There was a time when virtually every insurance company would discriminate against you if you are a pilot applying for insurance coverage. They would either treat you like a smoker and require you to pay higher premiums, or your life insurance contract will exclude general aviation so that if your death is related to your flying they won’t have to worry about your insurance claims.

Nowadays there are smarter insurance companies who have realized that pilots are actually “excellent risks” for life insurance. Pilots in general have better education and higher income, and they generally undergo health exams twice a year. So as a pilot, you may be able to get a much better deal on your insurance.
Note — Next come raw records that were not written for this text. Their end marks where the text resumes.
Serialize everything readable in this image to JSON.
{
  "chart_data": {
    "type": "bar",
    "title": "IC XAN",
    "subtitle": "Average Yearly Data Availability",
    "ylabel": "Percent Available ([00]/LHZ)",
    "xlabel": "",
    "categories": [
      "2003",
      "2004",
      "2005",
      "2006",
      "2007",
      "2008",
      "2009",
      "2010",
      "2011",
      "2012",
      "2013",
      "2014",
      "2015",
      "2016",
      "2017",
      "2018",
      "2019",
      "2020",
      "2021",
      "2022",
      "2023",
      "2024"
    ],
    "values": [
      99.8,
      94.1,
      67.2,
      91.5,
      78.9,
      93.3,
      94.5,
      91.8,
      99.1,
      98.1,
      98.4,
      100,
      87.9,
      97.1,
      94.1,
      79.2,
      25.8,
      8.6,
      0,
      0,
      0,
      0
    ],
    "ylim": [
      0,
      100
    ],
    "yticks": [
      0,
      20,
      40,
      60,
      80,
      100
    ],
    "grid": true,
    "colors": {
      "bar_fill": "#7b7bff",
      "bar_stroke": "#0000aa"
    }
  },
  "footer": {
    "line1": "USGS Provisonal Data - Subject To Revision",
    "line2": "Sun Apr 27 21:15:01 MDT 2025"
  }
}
Here’s what you need to look for:

  1. Your insurance should be sufficient for your situation—no more, no less. Get the insurance cover you need, and don’t buy those that you don’t really require. The insurance needs of a man with a wife and several school-age kids are different, as you have to leave something to provide for them and for the children’s future education. But if you are single and you don’t have kids, it would be enough to have something to cover the funeral expenses and perhaps a little something for your parents and siblings.

  2. Consider lower premiums. Higher insurance costs for pilots mean that the insurance company thinks that your flying is as dangerous to your health as smoking cigarettes. You will then be rated, and the cost increase can be anywhere from 50% to double of what you should pay. Instead of going for this, look for a company who seems to understand how aviation has become safer now and which will offer preferred (lower) life insurance rates.
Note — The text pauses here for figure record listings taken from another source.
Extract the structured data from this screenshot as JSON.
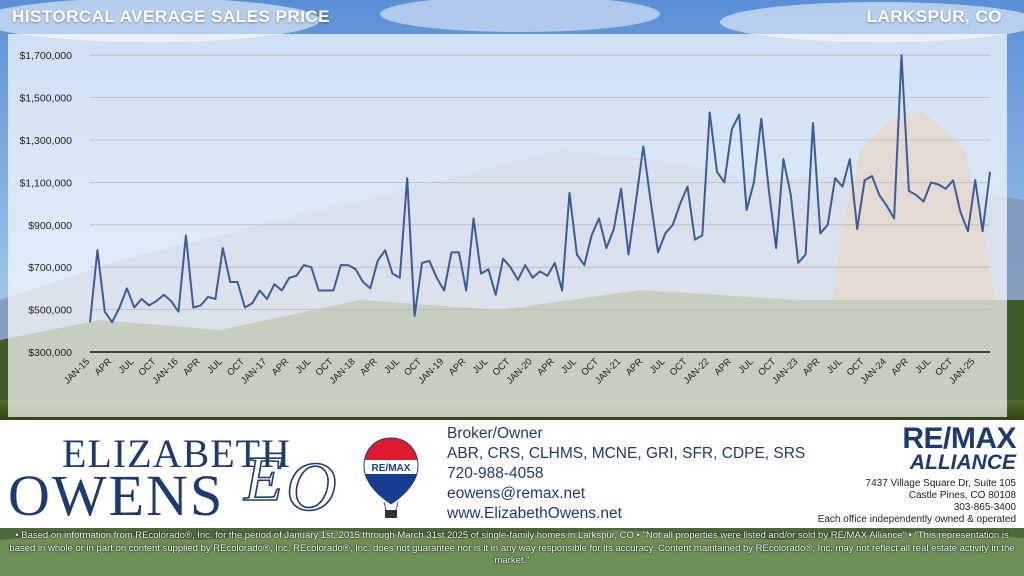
{
  "header": {
    "title": "HISTORCAL AVERAGE SALES PRICE",
    "location": "LARKSPUR, CO"
  },
  "chart_data": {
    "type": "line",
    "title": "HISTORCAL AVERAGE SALES PRICE",
    "xlabel": "",
    "ylabel": "",
    "ylim": [
      300000,
      1800000
    ],
    "y_ticks": [
      300000,
      500000,
      700000,
      900000,
      1100000,
      1300000,
      1500000,
      1700000
    ],
    "y_tick_labels": [
      "$300,000",
      "$500,000",
      "$700,000",
      "$900,000",
      "$1,100,000",
      "$1,300,000",
      "$1,500,000",
      "$1,700,000"
    ],
    "x_tick_labels": [
      "JAN-15",
      "APR",
      "JUL",
      "OCT",
      "JAN-16",
      "APR",
      "JUL",
      "OCT",
      "JAN-17",
      "APR",
      "JUL",
      "OCT",
      "JAN-18",
      "APR",
      "JUL",
      "OCT",
      "JAN-19",
      "APR",
      "JUL",
      "OCT",
      "JAN-20",
      "APR",
      "JUL",
      "OCT",
      "JAN-21",
      "APR",
      "JUL",
      "OCT",
      "JAN-22",
      "APR",
      "JUL",
      "OCT",
      "JAN-23",
      "APR",
      "JUL",
      "OCT",
      "JAN-24",
      "APR",
      "JUL",
      "OCT",
      "JAN-25"
    ],
    "grid": true,
    "line_color": "#3d5a99",
    "series": [
      {
        "values": [
          440000,
          780000,
          490000,
          440000,
          510000,
          600000,
          510000,
          550000,
          520000,
          540000,
          570000,
          540000,
          490000,
          850000,
          510000,
          520000,
          560000,
          550000,
          790000,
          630000,
          630000,
          510000,
          530000,
          590000,
          550000,
          620000,
          590000,
          650000,
          660000,
          710000,
          700000,
          590000,
          590000,
          590000,
          710000,
          710000,
          690000,
          630000,
          600000,
          730000,
          780000,
          670000,
          650000,
          1120000,
          470000,
          720000,
          730000,
          650000,
          590000,
          770000,
          770000,
          590000,
          930000,
          670000,
          690000,
          570000,
          740000,
          700000,
          640000,
          710000,
          650000,
          680000,
          660000,
          720000,
          590000,
          1050000,
          760000,
          710000,
          850000,
          930000,
          790000,
          880000,
          1070000,
          760000,
          1010000,
          1270000,
          1010000,
          770000,
          860000,
          900000,
          1000000,
          1080000,
          830000,
          850000,
          1430000,
          1150000,
          1100000,
          1350000,
          1420000,
          970000,
          1100000,
          1400000,
          1070000,
          790000,
          1210000,
          1040000,
          720000,
          760000,
          1380000,
          860000,
          900000,
          1120000,
          1080000,
          1210000,
          880000,
          1110000,
          1130000,
          1040000,
          990000,
          930000,
          1700000,
          1060000,
          1040000,
          1010000,
          1100000,
          1090000,
          1070000,
          1110000,
          960000,
          870000,
          1110000,
          870000,
          1150000
        ]
      }
    ]
  },
  "branding": {
    "name_first": "ELIZABETH",
    "name_last": "OWENS",
    "monogram": "EO",
    "balloon_text": "RE/MAX"
  },
  "contact": {
    "role": "Broker/Owner",
    "designations": "ABR, CRS, CLHMS, MCNE, GRI, SFR, CDPE, SRS",
    "phone": "720-988-4058",
    "email": "eowens@remax.net",
    "website": "www.ElizabethOwens.net"
  },
  "office": {
    "brand": "RE/MAX",
    "sub": "ALLIANCE",
    "address1": "7437 Village Square Dr, Suite 105",
    "address2": "Castle Pines, CO 80108",
    "phone": "303-865-3400",
    "note": "Each office independently owned & operated"
  },
  "disclaimer": "• Based on information from REcolorado®, Inc. for the period of January 1st, 2015 through March 31st 2025 of single-family homes in Larkspur, CO • \"Not all properties were listed and/or sold by RE/MAX Alliance\" • \"This representation is based in whole or in part on content supplied by REcolorado®, Inc. REcolorado®, Inc. does not guarantee nor is it in any way responsible for its accuracy. Content maintained by REcolorado®, Inc. may not reflect all real estate activity in the market.\""
}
  3. Look for an insurance broker who’s also a pilot. Explaining pilot issues to insurance agents who don’t know anything about flying is tough and often unsuccessful. It’s better to work with a broker who’s already familiar with your profession. These pilot-brokers will know which insurance companies discriminate against pilots, and they can also work for you so that you can get better coverage or lower premiums.

  4. If you have a term insurance policy, check out current rates. In the last few years the rates offered by insurance companies have dropped considerably. If your policy is only three to four years old, significant savings may be in store for you despite the fact that you’re now older.

  5. If you are buying term insurance, look for a guaranteed renewable insurance policy. It may also be called convertible term insurance, conversion privilege, or guaranteed insurability. This policy has an agreement that requires the insurance company to renew the policy for a specific time period regardless of the state of your health, as long as you pay your premiums on time. However, the insurance company may likely raise your premiums.

  6. Take advantage of any insurance plan sponsored by your employer. There are too many benefits to this, so you simply can’t forego it. But as a pilot, make sure to check for exclusions that will involve your flying.

After taking all of the above into consideration, make sure you review and understand your policy. Have a clear idea of the terms, the face amount, and the premium. With a reputable broker, you may be able to compare different options more effectively.